Petycja w obronie polskiej szkoły

rodzic i nauczyciel

/ #1179

2016-10-02 19:52

Mam jedno dziecko na studiach, drugie w liceum, a trzecie w wieku przedszkolnym. Boli mnie to, że po reformie najmłodsze dziecko może nie mieć takich możliwości rozwoju jak starsze dzieci. Wiem jaka jest proponowana ilość godzin poszczególnych przedmiotów. Sama jestem nauczycielem w Zespole szkół (szkoła podstawowa i gimnazjum). W mojej szkole są pojedyncze oddziały.
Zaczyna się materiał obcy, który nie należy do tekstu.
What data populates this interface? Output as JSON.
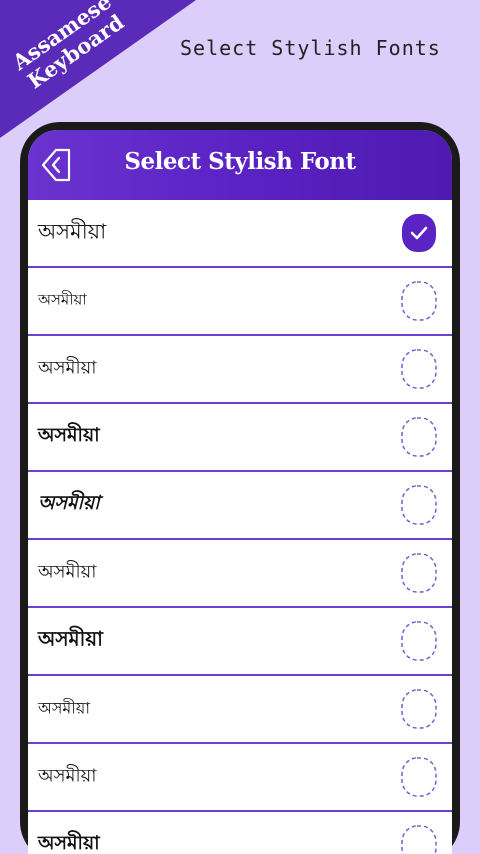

Na szczęście bywa rocznik podwójny i dzięki temu ucząc trzech przedmiotów m.in przyrody mam etat. Po reformie przy proponowanym przez MEN  ramowym planie nauczania w mojej szkole etat będą miały chyba tylko koleżanki edukacji wczesnoszkolnej. Przedmiotów przyrodniczych w gimnazjum uczy dwóch nauczycieli.Według pani minister wszyscy pracujący w obecnym zespole szkół staną się nauczycielami ośmioklasowej szkoły podstawowej. Czy to jest realne? Klas nie przybędzie, a godzin ubędzie. Więc jak to ma być? W dobie komputeryzacji tak mało godzin zajęć komputerowych? Klasy dwujęzyczne jeśli dobrze rozumiem chyba nie koniecznie muszą być w każdej szkole. W szkołach na wsi i w małych miasteczkach prawdopodobnie ich nie będzie. Można podawać jeszcze więcej przykładów. Pewnym jest, że na reformie stracą wszyscy. Nauczyciele i dzieci. W  moim domu na pewno .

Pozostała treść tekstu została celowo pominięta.